(Bloomberg) -- Italy is doubling down on its push to revise the European Union’s plan to effectively end the sale of new combustion engine cars from 2035, as the region’s auto industry struggles to transition.
Rome is joined by the Czech Republic in urging the EU to recognize a “broader array” of solutions beyond battery electric vehicles and hydrogen-powered cars, according to a draft document seen by Bloomberg News. They are calling for a planned review by the European Commission to be brought forward to next year from 2026, as currently laid out by the law.
Europe’s car industry is struggling to meet its climate goals amid Chinese competition and a drop in consumer demand. Donald Trump’s victory in the US election has also raised fears of additional tariffs, particularly for German manufacturers, which send more vehicles to the US than to any other country.
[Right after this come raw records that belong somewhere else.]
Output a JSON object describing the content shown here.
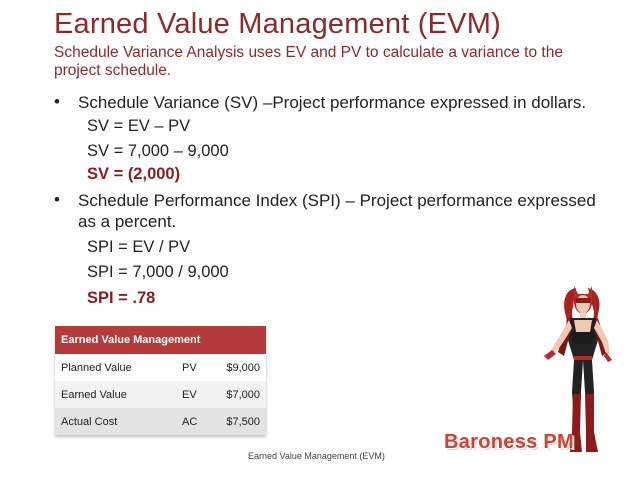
{
  "slide": {
    "title": "Earned Value Management (EVM)",
    "subtitle": "Schedule Variance Analysis uses EV and PV to calculate a variance to the project schedule.",
    "bullets": [
      {
        "text": "Schedule Variance (SV) –Project performance expressed in dollars.",
        "lines": [
          "SV = EV – PV",
          "SV = 7,000 – 9,000",
          "SV = (2,000)"
        ]
      },
      {
        "text": "Schedule Performance Index (SPI) – Project performance expressed as a percent.",
        "lines": [
          "SPI = EV / PV",
          "SPI = 7,000 / 9,000",
          "SPI = .78"
        ]
      }
    ],
    "bullet_glyph": "•",
    "accent_color": "#8c2a2a"
  },
  "table": {
    "header": "Earned Value Management",
    "rows": [
      {
        "label": "Planned Value",
        "code": "PV",
        "value": "$9,000"
      },
      {
        "label": "Earned Value",
        "code": "EV",
        "value": "$7,000"
      },
      {
        "label": "Actual Cost",
        "code": "AC",
        "value": "$7,500"
      }
    ],
    "header_color": "#b53a3a"
  },
  "footer": {
    "text": "Earned Value Management (EVM)"
  },
  "brand": {
    "text": "Baroness PM",
    "color": "#d0412f"
  },
  "illustration": {
    "icon": "superheroine-character-illustration"
  }
}
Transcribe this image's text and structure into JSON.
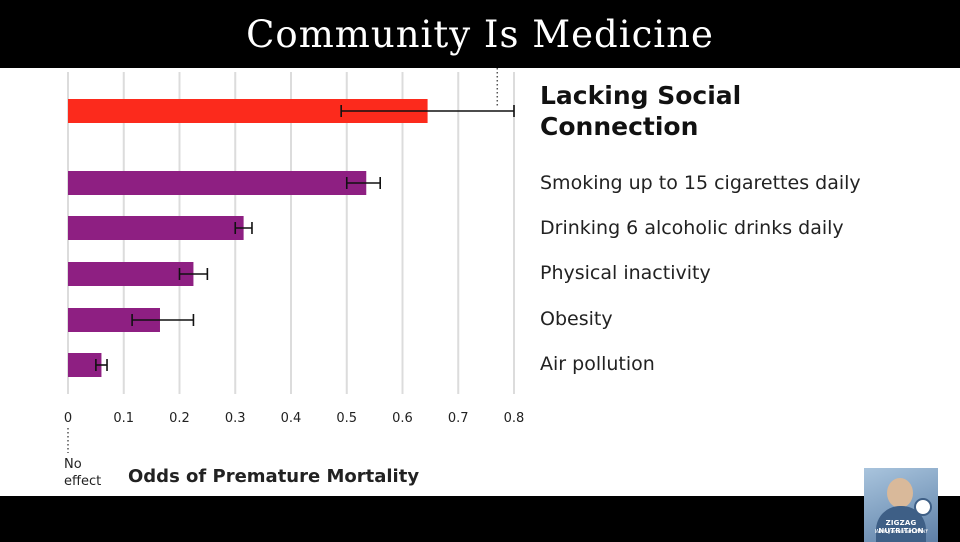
{
  "slide": {
    "title": "Community Is Medicine"
  },
  "chart_data": {
    "type": "bar",
    "orientation": "horizontal",
    "categories": [
      "Lacking Social Connection",
      "Smoking up to 15 cigarettes daily",
      "Drinking 6 alcoholic drinks daily",
      "Physical inactivity",
      "Obesity",
      "Air pollution"
    ],
    "values": [
      0.645,
      0.535,
      0.315,
      0.225,
      0.165,
      0.06
    ],
    "error_low": [
      0.49,
      0.5,
      0.3,
      0.2,
      0.115,
      0.05
    ],
    "error_high": [
      0.8,
      0.56,
      0.33,
      0.25,
      0.225,
      0.07
    ],
    "highlight_index": 0,
    "colors": {
      "highlight": "#fc2a1c",
      "default": "#8e1f82"
    },
    "xlim": [
      0,
      0.8
    ],
    "xticks": [
      "0",
      "0.1",
      "0.2",
      "0.3",
      "0.4",
      "0.5",
      "0.6",
      "0.7",
      "0.8"
    ],
    "reference_line_x": 0.77,
    "xlabel": "Odds of Premature Mortality",
    "zero_label": "No effect",
    "grid": true
  },
  "logo": {
    "name": "ZIGZAG NUTRITION",
    "sub": "With Jonathan Wolf"
  }
}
“The industry is now at a critical juncture, facing significant challenges related to production, employment, and global competition, which require urgent and coordinated action at the EU level,” the draft document, which is still subject to change, said. “The competitiveness of Europe’s automotive industry must remain a central focus of EU policy.”
The commission has already committed to creating a carve-out for cars running on so-called e-fuels, which are made using captured CO2 and renewable electricity. They can in theory be 100% emissions free.
Carmakers say they are also on the hook for potentially billions of euros of fines for earlier emissions targets — in 2025. Italy and the Czech Republic want a possible short-term package to support the sector, although what that would contain is not fleshed out in the paper.